Des spécialités actions en ordre dispersé
Dans la classe obligataire, il aura donc fallu attendre l’annonce de nouvelles mesures de soutien de la part de la BCE pour que les fonds du segment renouent avec une collecte positive et des performances de meilleure tenue. La variation d’encours trimestrielle est positive (586 millions d’euros), en dépit de souscriptions nettes globalement négatives (– 438 millions d’euros). Rares sont les gestionnaires qui ont connu plus d’entrées que de sorties de capitaux. Carmignac Gestion a capté 983 millions d’euros. Lyxor a drainé 523 millions avec ses ETF. Toujours dans le domaine obligataire, Groupama AM (376 millions d’euros), Allianz GI (263 millions d’euros) et Axa IM (142 millions d’euros) se sont également illustrés.

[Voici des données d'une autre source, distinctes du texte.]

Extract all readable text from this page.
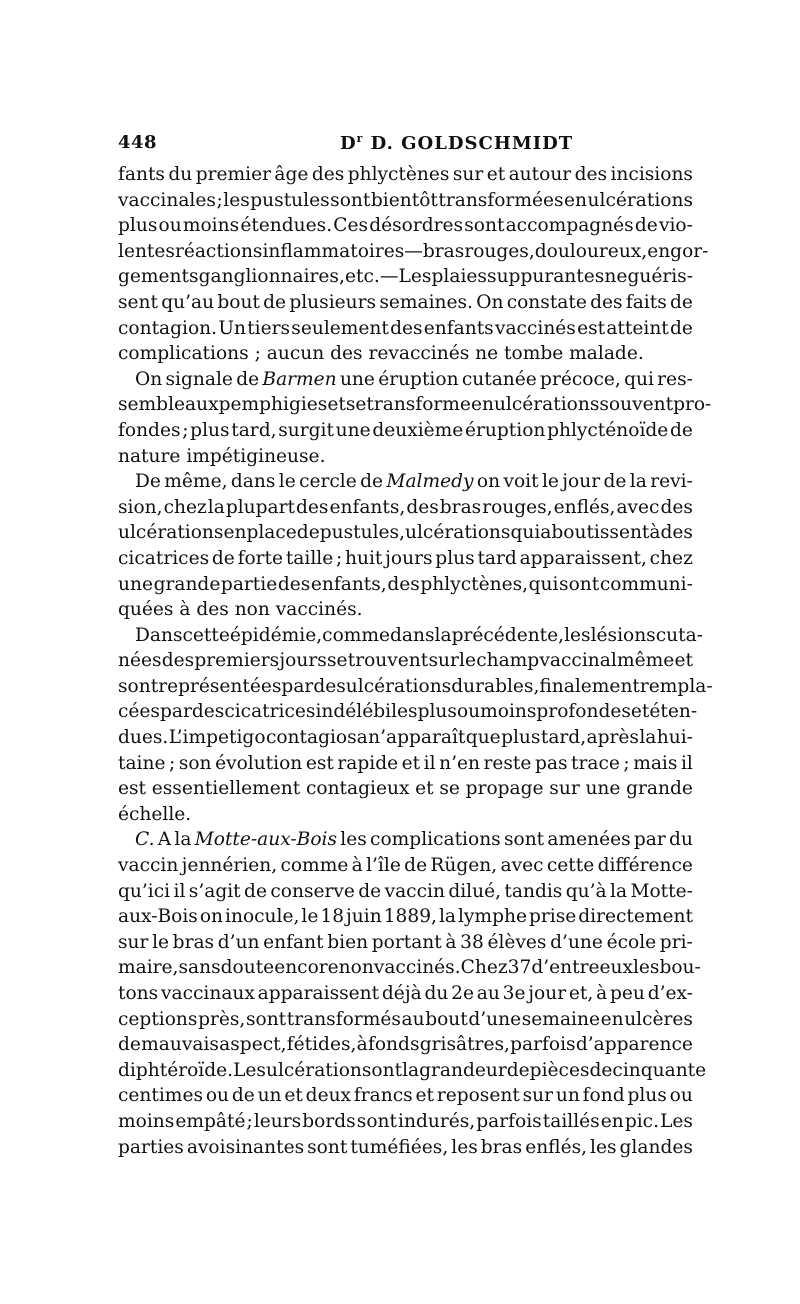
448	$D^r$ D. GOLDSCHMIDT
fants du premier âge des phlyctènes sur et autour des incisions
vaccinales ; les pustules sont bientôt transformées en ulcérations
plus ou moins étendues. Ces désordres sont accompagnés de vio-
lentes réactions inflammatoires — bras rouges, douloureux, engor-
gements ganglionnaires, etc. — Les plaies suppurantes ne guéris-
sent qu’au bout de plusieurs semaines. On constate des faits de
contagion. Un tiers seulement des enfants vaccinés est atteint de
complications ; aucun des revaccinés ne tombe malade.
On signale de Barmen une éruption cutanée précoce, qui res-
semble aux pemphigies et se transforme en ulcérations souvent pro-
fondes ; plus tard, surgit une deuxième éruption phlycténoïde de
nature impétigineuse.
De même, dans le cercle de Malmedy on voit le jour de la revi-
sion, chez la plupart des enfants, des bras rouges, enflés, avec des
ulcérations en place de pustules, ulcérations qui aboutissent à des
cicatrices de forte taille ; huit jours plus tard apparaissent, chez
une grande partie des enfants, des phlyctènes, qui sont communi-
quées à des non vaccinés.
Dans cette épidémie, comme dans la précédente, les lésions cuta-
nées des premiers jours se trouvent sur le champ vaccinal même et
sont représentées par des ulcérations durables, finalement rempla-
cées par des cicatrices indélébiles plus ou moins profondes et éten-
dues. L’impetigo contagiosa n’apparaît que plus tard, après la hui-
taine ; son évolution est rapide et il n’en reste pas trace ; mais il
est essentiellement contagieux et se propage sur une grande
échelle.
C. A la Motte-aux-Bois les complications sont amenées par du
vaccin jennérien, comme à l’île de Rügen, avec cette différence
qu’ici il s’agit de conserve de vaccin dilué, tandis qu’à la Motte-
aux-Bois on inocule, le 18 juin 1889, la lymphe prise directement
sur le bras d’un enfant bien portant à 38 élèves d’une école pri-
maire, sans doute encore non vaccinés. Chez 37 d’entre eux les bou-
tons vaccinaux apparaissent déjà du 2e au 3e jour et, à peu d’ex-
ceptions près, sont transformés au bout d’une semaine en ulcères
de mauvais aspect, fétides, à fonds grisâtres, parfois d’apparence
diphtéroïde. Les ulcérations ont la grandeur de pièces de cinquante
centimes ou de un et deux francs et reposent sur un fond plus ou
moins empâté ; leurs bords sont indurés, parfois taillés en pic. Les
parties avoisinantes sont tuméfiées, les bras enflés, les glandes
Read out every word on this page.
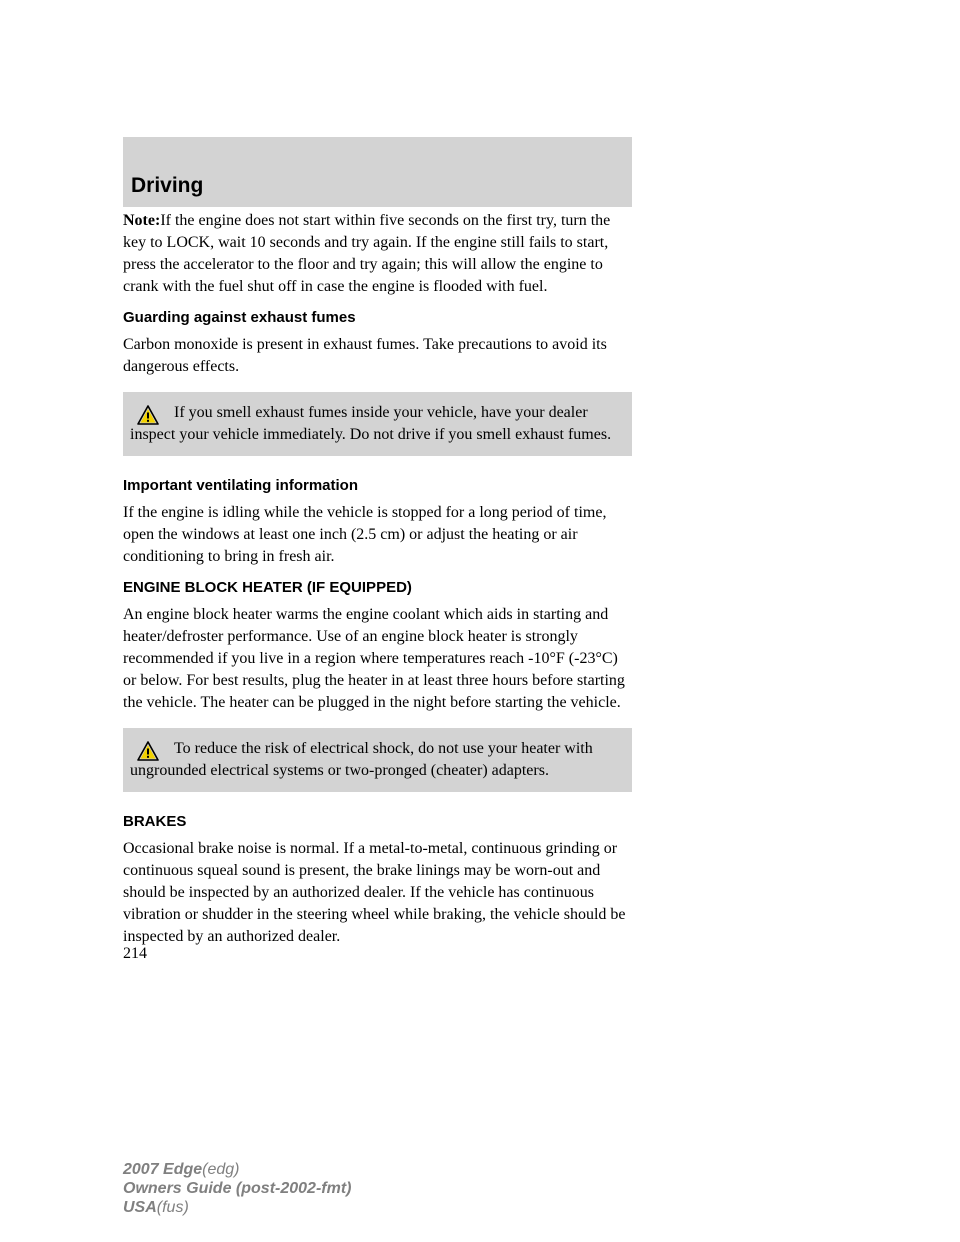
Driving

Note:If the engine does not start within five seconds on the first try, turn the key to LOCK, wait 10 seconds and try again. If the engine still fails to start, press the accelerator to the floor and try again; this will allow the engine to crank with the fuel shut off in case the engine is flooded with fuel.

Guarding against exhaust fumes

Carbon monoxide is present in exhaust fumes. Take precautions to avoid its dangerous effects.

If you smell exhaust fumes inside your vehicle, have your dealer inspect your vehicle immediately. Do not drive if you smell exhaust fumes.
Important ventilating information

If the engine is idling while the vehicle is stopped for a long period of time, open the windows at least one inch (2.5 cm) or adjust the heating or air conditioning to bring in fresh air.

ENGINE BLOCK HEATER (IF EQUIPPED)

An engine block heater warms the engine coolant which aids in starting and heater/defroster performance. Use of an engine block heater is strongly recommended if you live in a region where temperatures reach -10°F (-23°C) or below. For best results, plug the heater in at least three hours before starting the vehicle. The heater can be plugged in the night before starting the vehicle.

To reduce the risk of electrical shock, do not use your heater with ungrounded electrical systems or two-pronged (cheater) adapters.
BRAKES

Occasional brake noise is normal. If a metal-to-metal, continuous grinding or continuous squeal sound is present, the brake linings may be worn-out and should be inspected by an authorized dealer. If the vehicle has continuous vibration or shudder in the steering wheel while braking, the vehicle should be inspected by an authorized dealer.

214
2007 Edge(edg)
Owners Guide (post-2002-fmt)
USA(fus)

Alors que les mois de janvier et de février avaient été le théâtre de flux acheteurs des investisseurs, le mois de mars a été marqué par une décollecte à hauteur de 2 milliards d’euros dans le segment des fonds actions. L’encours de la classe d’actifs a perdu 8,5 % en un trimestre. Les catégories Amérique du Nord, Asie et actions internationales ont ensemble abandonné plus de 1,8 milliard d’euros en trois mois. Malgré d’importants rachats en mars, la catégorie Europe est parvenue à avoir une collecte trimestrielle positive (315 millions d’euros), alors que les fonds d’actions émergentes ont collecté 564 millions d’euros, grâce au retour des flux d’achats en mars sur les ETF. Peu de gestionnaires sont parvenus à se distinguer. THEAM (+ 408 millions d’euros), Covea Finance (+ 214 millions d’euros), Sycomore AM (+ 136 millions d’euros), La Banque Postale AM (+ 123 millions d’euros) et Amundi (+ 111 millions d’euros) font figure d’exceptions. Comgest, DNCA Investments, Métropole Gestion ou la Financière de l’Echiquier, notamment, ont subi des rachats, comme la plupart des assureurs et des réseaux bancaires…

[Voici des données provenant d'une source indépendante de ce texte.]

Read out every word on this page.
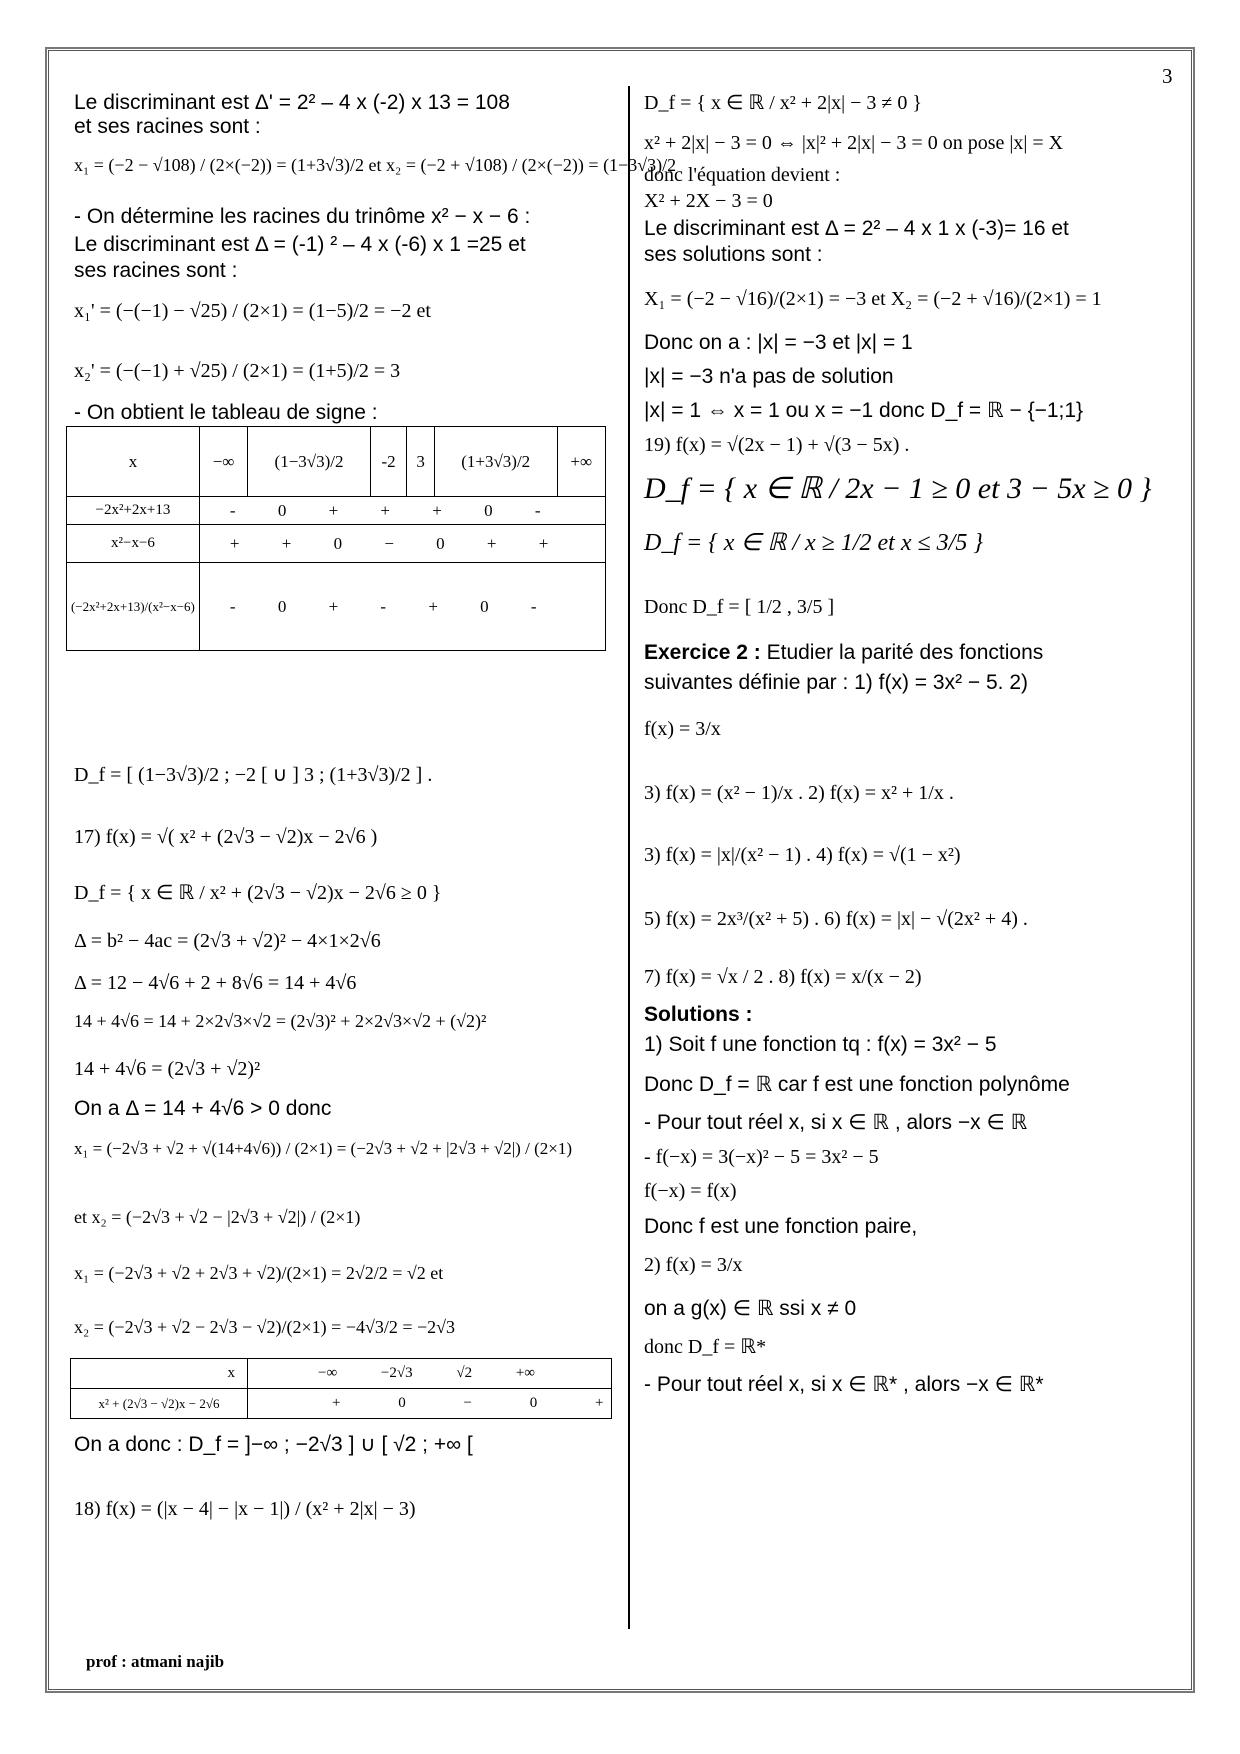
3
Le discriminant est Δ' = 2² – 4 x (-2) x 13 = 108
et ses racines sont :
x₁ = (−2 − √108) / (2×(−2)) = (1+3√3)/2 et x₂ = (−2 + √108) / (2×(−2)) = (1−3√3)/2
- On détermine les racines du trinôme x² − x − 6 :
Le discriminant est Δ = (-1) ² – 4 x (-6) x 1 =25 et
ses racines sont :
x₁' = (−(−1) − √25) / (2×1) = (1−5)/2 = −2 et
x₂' = (−(−1) + √25) / (2×1) = (1+5)/2 = 3
- On obtient le tableau de signe :
x	−∞	(1−3√3)/2	-2	3	(1+3√3)/2	+∞
−2x²+2x+13	- 0 + + + 0 -					
x²−x−6	+ + 0 − 0 + +					
(−2x²+2x+13)/(x²−x−6)	- 0 + - + 0 -					
D_f = [ (1−3√3)/2 ; −2 [ ∪ ] 3 ; (1+3√3)/2 ] .
17) f(x) = √( x² + (2√3 − √2)x − 2√6 )
D_f = { x ∈ ℝ / x² + (2√3 − √2)x − 2√6 ≥ 0 }
Δ = b² − 4ac = (2√3 + √2)² − 4×1×2√6
Δ = 12 − 4√6 + 2 + 8√6 = 14 + 4√6
14 + 4√6 = 14 + 2×2√3×√2 = (2√3)² + 2×2√3×√2 + (√2)²
14 + 4√6 = (2√3 + √2)²
On a Δ = 14 + 4√6 > 0 donc
x₁ = (−2√3 + √2 + √(14+4√6)) / (2×1) = (−2√3 + √2 + |2√3 + √2|) / (2×1)
et x₂ = (−2√3 + √2 − |2√3 + √2|) / (2×1)
x₁ = (−2√3 + √2 + 2√3 + √2)/(2×1) = 2√2/2 = √2 et
x₂ = (−2√3 + √2 − 2√3 − √2)/(2×1) = −4√3/2 = −2√3
x	−∞ −2√3 √2 +∞
x² + (2√3 − √2)x − 2√6	+ 0 − 0 +
On a donc : D_f = ]−∞ ; −2√3 ] ∪ [ √2 ; +∞ [
18) f(x) = (|x − 4| − |x − 1|) / (x² + 2|x| − 3)
D_f = { x ∈ ℝ / x² + 2|x| − 3 ≠ 0 }
x² + 2|x| − 3 = 0 ⇔ |x|² + 2|x| − 3 = 0 on pose |x| = X
donc l'équation devient :
X² + 2X − 3 = 0
Le discriminant est Δ = 2² – 4 x 1 x (-3)= 16 et
ses solutions sont :
X₁ = (−2 − √16)/(2×1) = −3 et X₂ = (−2 + √16)/(2×1) = 1
Donc on a : |x| = −3 et |x| = 1
|x| = −3 n'a pas de solution
|x| = 1 ⇔ x = 1 ou x = −1 donc D_f = ℝ − {−1;1}
19) f(x) = √(2x − 1) + √(3 − 5x) .
D_f = { x ∈ ℝ / 2x − 1 ≥ 0 et 3 − 5x ≥ 0 }
D_f = { x ∈ ℝ / x ≥ 1/2 et x ≤ 3/5 }
Donc D_f = [ 1/2 , 3/5 ]
Exercice 2 : Etudier la parité des fonctions
suivantes définie par : 1) f(x) = 3x² − 5. 2)
f(x) = 3/x
3) f(x) = (x² − 1)/x . 2) f(x) = x² + 1/x .
3) f(x) = |x|/(x² − 1) . 4) f(x) = √(1 − x²)
5) f(x) = 2x³/(x² + 5) . 6) f(x) = |x| − √(2x² + 4) .
7) f(x) = √x / 2 . 8) f(x) = x/(x − 2)
Solutions :
1) Soit f une fonction tq : f(x) = 3x² − 5
Donc D_f = ℝ car f est une fonction polynôme
- Pour tout réel x, si x ∈ ℝ , alors −x ∈ ℝ
- f(−x) = 3(−x)² − 5 = 3x² − 5
f(−x) = f(x)
Donc f est une fonction paire,
2) f(x) = 3/x
on a g(x) ∈ ℝ ssi x ≠ 0
donc D_f = ℝ*
- Pour tout réel x, si x ∈ ℝ* , alors −x ∈ ℝ*
prof : atmani najib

Egalement en baisse, les actifs gérés en fonds diversifiés rassemblent 88,5 milliards d’euros (– 2,2 % sur le trimestre). Par ordre d’importance décroissante, les fonds d’allocation mixte, les fonds à dominante obligataire et les fonds à dominante actions ont enregistré des sorties nettes.

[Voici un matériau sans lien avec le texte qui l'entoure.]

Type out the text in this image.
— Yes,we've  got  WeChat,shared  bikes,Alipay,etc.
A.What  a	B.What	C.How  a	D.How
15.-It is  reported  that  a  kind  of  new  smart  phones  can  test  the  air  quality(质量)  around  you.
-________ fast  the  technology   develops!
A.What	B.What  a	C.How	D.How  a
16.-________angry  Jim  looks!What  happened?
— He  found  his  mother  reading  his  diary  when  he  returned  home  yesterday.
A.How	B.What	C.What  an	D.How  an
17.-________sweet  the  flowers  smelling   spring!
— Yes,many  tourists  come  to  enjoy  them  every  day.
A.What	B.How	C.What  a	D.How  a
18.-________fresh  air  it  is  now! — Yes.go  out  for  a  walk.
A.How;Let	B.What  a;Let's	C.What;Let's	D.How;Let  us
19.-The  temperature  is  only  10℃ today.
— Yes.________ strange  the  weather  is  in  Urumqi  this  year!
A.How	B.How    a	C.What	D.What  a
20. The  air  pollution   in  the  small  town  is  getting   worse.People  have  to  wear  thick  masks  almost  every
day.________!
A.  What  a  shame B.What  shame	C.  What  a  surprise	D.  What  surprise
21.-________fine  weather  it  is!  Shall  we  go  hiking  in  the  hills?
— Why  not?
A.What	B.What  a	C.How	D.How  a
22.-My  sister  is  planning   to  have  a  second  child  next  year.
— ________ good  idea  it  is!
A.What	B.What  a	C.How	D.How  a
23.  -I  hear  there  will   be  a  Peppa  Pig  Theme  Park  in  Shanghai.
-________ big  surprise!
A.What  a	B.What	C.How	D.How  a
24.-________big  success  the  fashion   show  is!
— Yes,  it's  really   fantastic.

En guise de conclusion, nous estimons que le monétaire, moins intéressant que le livret A (toutefois plafonné à 22.950 € par personne) doit être réservé aux capitaux en attente d’emploi (il ne rapporte plus rien), que les fonds obligataires restent relativement attrayants dans une optique de moyen terme (principalement ceux qui sont investis en emprunts privés) et que les fonds actions, à plus long terme, s’assortissent de perspectives de plus-values (notamment ceux qui sont spécialisés sur l’Europe et les pays émergents) à la mesure des risques encourus. Rappelons aussi que les comptes d’instruments financiers (CIF), les plans d’épargne en actions (PEA et PEA-PME) et les contrats d’assurance-vie (avec au moins 25 % en unités de compte) permettent d’optimiser l’indispensable diversification de ses avoirs financiers.